From the Palestinian Authority’s Siege to Israel’s Assault, Jenin Residents Face Another Wave of Violence
On the heels of a 40-day PA operation, Israeli forces raided the West Bank city of Jenin this week, forcing hundreds to flee and renewing fears that Israel plans to do there what it's done in Gaza.
JENIN, occupied West Bank – The scenes, in many ways, look like they could be from Gaza: Palestinians, carrying young children, holding bags, pulling suitcases, and pushing people in wheelchairs, walking under the watchful eyes of Israeli soldiers, guns in tow, against the backdrop of destroyed roads, bombed buildings, and bullet-ridden cars.
But this isn’t Gaza. It’s Jenin in the occupied West Bank, where Israel escalated its attacks just days after its “ceasefire” with Hamas took effect in Gaza. Over the last week, Israeli forces have stormed Palestinian cities across the West Bank, erected scores of new checkpoints, and conducted mass arrests. Jenin, a stronghold of armed Palestinian resistance, has been one of the main targets.
Since Tuesday, Israel has laid siege to the city’s refugee camp and surrounding areas, conducted drone strikes, and raided hospitals in an operation it says is necessary to “defeat terrorism.” At least 12 Palestinians have been killed and 40 others wounded. Hundreds of Palestinians who live in Jenin’s refugee camp, home to 24,000, have fled, with many saying Israel ordered them to evacuate – something Israel has denied.
On Friday, local media reported that Israeli forces continued to bulldoze and set fire to homes in Jenin.
The Israeli raid, to many Palestinians, renews fears that Israel plans to do what it did in Gaza to the West Bank. But Jenin, in particular, highlights an unprecedented wave of violence brought on by Palestinian security forces and, now, the Israeli military.

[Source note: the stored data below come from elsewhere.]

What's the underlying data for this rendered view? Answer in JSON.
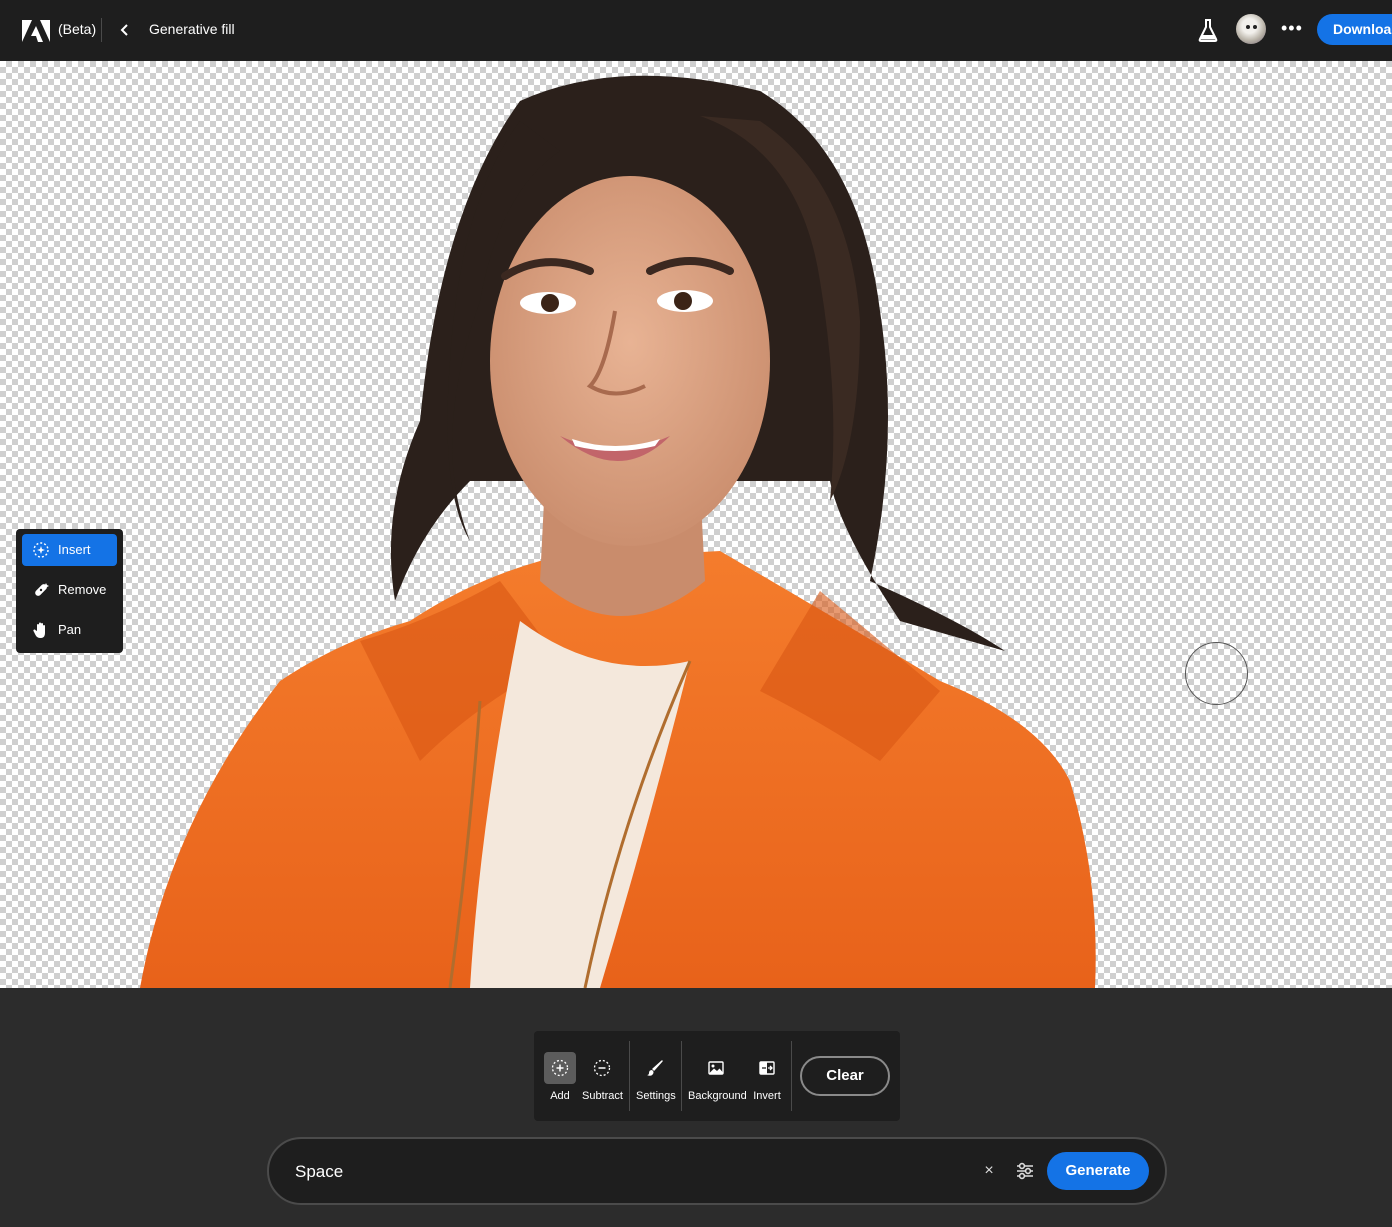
{
  "header": {
    "beta_label": "(Beta)",
    "title": "Generative fill",
    "download_label": "Download",
    "more_label": "•••"
  },
  "tool_menu": {
    "items": [
      {
        "label": "Insert",
        "icon": "insert-sparkle-icon",
        "active": true
      },
      {
        "label": "Remove",
        "icon": "remove-bandage-icon",
        "active": false
      },
      {
        "label": "Pan",
        "icon": "hand-icon",
        "active": false
      }
    ]
  },
  "toolbar": {
    "add_label": "Add",
    "subtract_label": "Subtract",
    "settings_label": "Settings",
    "background_label": "Background",
    "invert_label": "Invert",
    "clear_label": "Clear"
  },
  "prompt": {
    "value": "Space",
    "clear_label": "×",
    "generate_label": "Generate"
  },
  "colors": {
    "accent": "#1473e6",
    "topbar": "#1e1e1e",
    "panel": "#2c2c2c",
    "jacket": "#f07a2a"
  }
}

The Israeli assault, called “Iron Wall,” comes on the heels of a rare 40-day operation by the Palestinian Authority against the Jenin Brigades, an umbrella armed group made up of members of Hamas, Palestinian Islamic Jihad (PIJ), and the Al-Aqsa Martyrs’ Brigades. The PA, which over the weekend reached a truce with the armed group, only withdrew from the perimeter of the city hours before Israel invaded, confirming to many residents that the PA has only been doing Israel’s bidding. Scenes from the first day of the Israel attack stood in parallel to that of the PA invasion, with almost identical armed personnel carriers shuttling soldiers in and out of the camp.
While the PA claimed it withdrew to “avoid a full-on confrontation with the occupation” – an apparent attempt to distance itself from the Israeli operation – its security forces have since stormed a Jenin hospital in what some see as a public display of collusion with Israel. The Israeli operation also highlights for some the weakness of the PA and the failure of its own operation.
As one resident told me: “Israel came in to clean up.”
Operation “Protect the Homeland”
Jenin has for decades been subjected to deadly Israeli raids. It was here that an Israeli soldier shot dead Al Jazeera journalist Shireen Abu Akleh during a raid in 2022. And while tensions between the Palestinian Authority and armed groups are nothing new, the PA had largely lost control of armed group strongholds, including Jenin’s refugee camp.
But since the Oct. 7 Hamas attacks and Israel’s ensuing genocide in Gaza, the Palestinian Authority has stepped up its own operations as Israel leaned on PA security forces to help quell growing unrest across the West Bank. This culminated in the Jenin siege, dubbed by the PA as “Protect the Homeland.”
I was in the city in late December last year as the PA operation got underway and witnessed first-hand the scenes that residents say have come to mirror Israeli raids.